I nodded my head for her to go ahead. She placed the folder she’d brought with her down in front of Melanie. “What’s this?” I noticed the bubbly vivaciousness was gone from her tone now that Justine was here and was almost certain that she’d been testing the waters and was none too pleased about the interruption.

She has no clue how lucky she is that my wife did show up when she did because had she come onto me as I was sure she was gearing up to, I’d have done much worse things to her than we had planned.

“Open it,” Justine answered her before sitting back and folding her arms.

I’d given this to her because I wanted her to get some of her own back.

I’d dealt with Paul and his mother on my own, not only because she was pregnant at the time but because I didn’t want her anywhere near that asshole ever. I could’ve taken care of this one as well, but I think my girl deserves to shed some blood in this fight.

It's only been three months since the birth of our sons, and though she was chomping at the bit to get back to the office, I was holding her to her new rule of one year of maternity leave. She fought like hell, but I won by asking her what kind of example she would be setting for our employees if she broke her own rule.

This was just a one-off, which I made sure she understood, or she wouldn’t have stepped foot in the building. When sex didn’t work to sway me, she finally gave in after spending days fighting me on this.

I don’t know, but I think women must be made of something else because I was still recovering from her labor while she seemed to have bounced right back within a month or so. She’s so happy that it makes me happy just to see it. I think having all the help we do helps with that, but we also spend as much time with all the kids as we can because I don’t want my children, any of them, to be solely raised by nannies.
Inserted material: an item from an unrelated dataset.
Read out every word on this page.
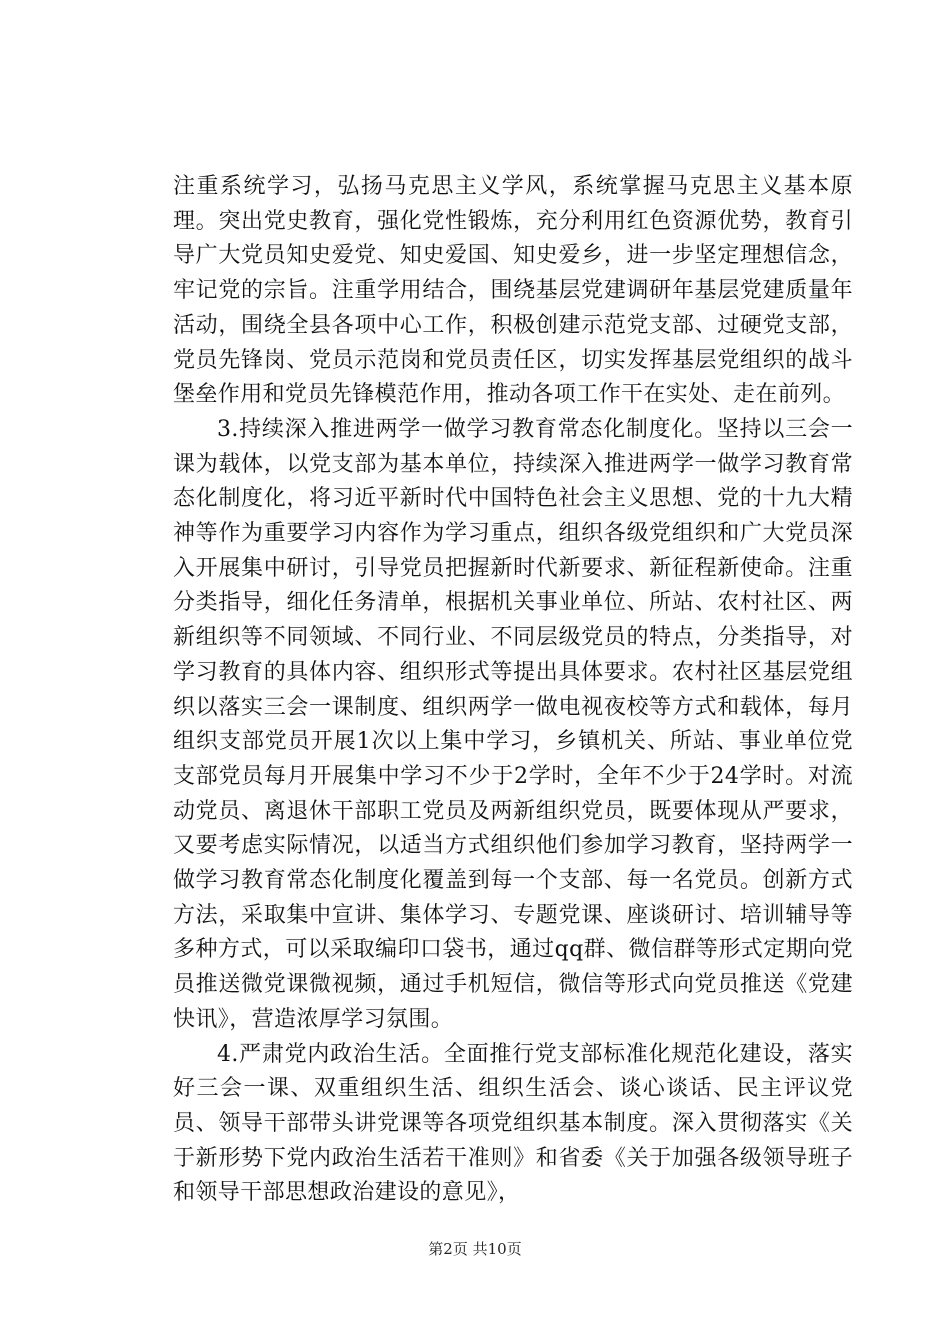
注重系统学习，弘扬马克思主义学风，系统掌握马克思主义基本原理。突出党史教育，强化党性锻炼，充分利用红色资源优势，教育引导广大党员知史爱党、知史爱国、知史爱乡，进一步坚定理想信念，牢记党的宗旨。注重学用结合，围绕基层党建调研年基层党建质量年活动，围绕全县各项中心工作，积极创建示范党支部、过硬党支部，党员先锋岗、党员示范岗和党员责任区，切实发挥基层党组织的战斗堡垒作用和党员先锋模范作用，推动各项工作干在实处、走在前列。

3.持续深入推进两学一做学习教育常态化制度化。坚持以三会一课为载体，以党支部为基本单位，持续深入推进两学一做学习教育常态化制度化，将习近平新时代中国特色社会主义思想、党的十九大精神等作为重要学习内容作为学习重点，组织各级党组织和广大党员深入开展集中研讨，引导党员把握新时代新要求、新征程新使命。注重分类指导，细化任务清单，根据机关事业单位、所站、农村社区、两新组织等不同领域、不同行业、不同层级党员的特点，分类指导，对学习教育的具体内容、组织形式等提出具体要求。农村社区基层党组织以落实三会一课制度、组织两学一做电视夜校等方式和载体，每月组织支部党员开展1次以上集中学习，乡镇机关、所站、事业单位党支部党员每月开展集中学习不少于2学时，全年不少于24学时。对流动党员、离退休干部职工党员及两新组织党员，既要体现从严要求，又要考虑实际情况，以适当方式组织他们参加学习教育，坚持两学一做学习教育常态化制度化覆盖到每一个支部、每一名党员。创新方式方法，采取集中宣讲、集体学习、专题党课、座谈研讨、培训辅导等多种方式，可以采取编印口袋书，通过qq群、微信群等形式定期向党员推送微党课微视频，通过手机短信，微信等形式向党员推送《党建快讯》，营造浓厚学习氛围。

4.严肃党内政治生活。全面推行党支部标准化规范化建设，落实好三会一课、双重组织生活、组织生活会、谈心谈话、民主评议党员、领导干部带头讲党课等各项党组织基本制度。深入贯彻落实《关于新形势下党内政治生活若干准则》和省委《关于加强各级领导班子和领导干部思想政治建设的意见》，

第2页 共10页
We both watched Melanie open the folder and saw her face go pale. “Do you recognize those?” She looked at me even though it was my wife who asked the question. Is she really this fucking dense? How could she not know that this was the wrong move? Disrespecting my wife in front of me.

“Can you and I talk about this alone, Marcus? This is a family matter.”

“Oh, that’s odd because the only people in this room who are related are her and I. Since she’s your boss, I think she’s better qualified to handle this meeting. I’m just here for moral support. In case you know, you start a new rumor.”

“She’s doing this out of revenge.” Now she looked at Justine, and all the anger and malice was right there for me to see. Now, I’ve never been on the receiving end of this shit; I’ve never been cheated on because I never hung around long enough to form anything close to a relationship.

But isn’t it a bit backward for the one who did the wrong to be angry at the wronged party? I see now that she’s not much different from the thing that birthed. This is perfectly fine with me because it meant I didn’t have to go easy on her, and I didn’t need to feel guilty about what I planned to do to her.